Reconnaissons-le pourtant, la politique « open bar » induite par la loi Avenir professionnel de 2018 a pu entraîner des dérives, des fraudes et un emballement des dépenses qui exigeaient une régulation. Mais elle a eu le mérite de produire ce qu'aucune réforme n'avait permis jusqu’alors : un choc d'offre et une révolution culturelle en faveur de la formation et de l'apprentissage. Elle a aussi permis une prise de conscience : la compétence est un actif périssable, mais indispensable pour maintenir l’employabilité des actifs et la compétitivité des entreprises.
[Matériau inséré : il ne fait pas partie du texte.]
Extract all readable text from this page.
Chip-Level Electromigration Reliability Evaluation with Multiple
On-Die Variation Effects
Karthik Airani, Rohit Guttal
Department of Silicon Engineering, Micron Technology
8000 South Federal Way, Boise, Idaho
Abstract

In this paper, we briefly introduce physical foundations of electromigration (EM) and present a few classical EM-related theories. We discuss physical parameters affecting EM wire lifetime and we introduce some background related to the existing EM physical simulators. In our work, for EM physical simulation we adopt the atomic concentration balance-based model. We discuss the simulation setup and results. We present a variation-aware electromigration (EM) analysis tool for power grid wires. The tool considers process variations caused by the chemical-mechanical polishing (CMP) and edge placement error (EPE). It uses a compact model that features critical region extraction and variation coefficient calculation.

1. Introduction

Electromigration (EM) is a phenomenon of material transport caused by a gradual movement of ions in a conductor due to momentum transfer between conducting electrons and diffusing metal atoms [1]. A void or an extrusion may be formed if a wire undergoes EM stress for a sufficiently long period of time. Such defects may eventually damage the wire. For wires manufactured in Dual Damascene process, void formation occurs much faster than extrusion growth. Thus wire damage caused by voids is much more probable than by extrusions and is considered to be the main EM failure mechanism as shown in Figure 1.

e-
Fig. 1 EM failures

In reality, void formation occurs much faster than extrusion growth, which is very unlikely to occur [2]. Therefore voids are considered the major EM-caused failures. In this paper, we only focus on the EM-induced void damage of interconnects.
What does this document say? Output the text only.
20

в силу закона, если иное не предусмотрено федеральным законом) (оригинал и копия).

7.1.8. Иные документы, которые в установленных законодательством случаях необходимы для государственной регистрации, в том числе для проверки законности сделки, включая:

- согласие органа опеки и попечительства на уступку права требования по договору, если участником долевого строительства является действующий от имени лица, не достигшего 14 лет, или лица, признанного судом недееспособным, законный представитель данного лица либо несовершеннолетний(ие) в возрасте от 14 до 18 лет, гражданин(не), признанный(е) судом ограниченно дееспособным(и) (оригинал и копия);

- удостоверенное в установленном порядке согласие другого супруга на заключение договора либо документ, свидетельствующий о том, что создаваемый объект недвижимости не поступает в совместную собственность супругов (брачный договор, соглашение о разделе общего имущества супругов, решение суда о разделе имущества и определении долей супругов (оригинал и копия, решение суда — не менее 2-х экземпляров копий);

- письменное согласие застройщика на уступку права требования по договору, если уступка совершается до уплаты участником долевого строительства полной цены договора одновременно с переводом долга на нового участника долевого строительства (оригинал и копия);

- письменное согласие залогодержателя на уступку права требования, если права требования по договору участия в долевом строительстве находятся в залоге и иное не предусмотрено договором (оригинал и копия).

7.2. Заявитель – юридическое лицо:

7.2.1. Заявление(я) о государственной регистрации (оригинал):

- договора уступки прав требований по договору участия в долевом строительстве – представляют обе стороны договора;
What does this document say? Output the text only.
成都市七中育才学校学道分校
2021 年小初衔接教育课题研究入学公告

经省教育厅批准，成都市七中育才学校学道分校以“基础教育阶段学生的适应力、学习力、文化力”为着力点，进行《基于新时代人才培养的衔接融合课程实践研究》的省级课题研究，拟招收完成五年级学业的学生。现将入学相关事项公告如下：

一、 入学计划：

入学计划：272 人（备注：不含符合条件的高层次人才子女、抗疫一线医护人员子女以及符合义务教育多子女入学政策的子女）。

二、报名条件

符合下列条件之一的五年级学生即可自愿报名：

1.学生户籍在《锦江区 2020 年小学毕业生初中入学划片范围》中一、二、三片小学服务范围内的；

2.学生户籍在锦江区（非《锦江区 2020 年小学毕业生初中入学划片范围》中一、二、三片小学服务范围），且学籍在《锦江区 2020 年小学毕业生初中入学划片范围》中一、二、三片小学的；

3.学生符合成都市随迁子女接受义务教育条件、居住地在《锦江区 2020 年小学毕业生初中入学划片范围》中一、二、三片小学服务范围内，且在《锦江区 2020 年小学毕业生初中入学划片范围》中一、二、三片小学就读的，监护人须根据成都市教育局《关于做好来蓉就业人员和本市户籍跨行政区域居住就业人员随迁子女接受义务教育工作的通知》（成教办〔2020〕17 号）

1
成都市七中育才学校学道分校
Malgré les mesures récentes, les actifs ont bien conscience des enjeux liés à leur capital compétences. Si le volume de contrats d’apprentissage a connu un recul de 5% en 2025, il demeure près de trois fois supérieur à celui de 2017. Quant au CPF, il reste massivement mobilisé, en particulier par les demandeurs d’emploi qui comptent pour plus d’un tiers des bénéficiaires. La demande de compétence demeure envers et contre tout.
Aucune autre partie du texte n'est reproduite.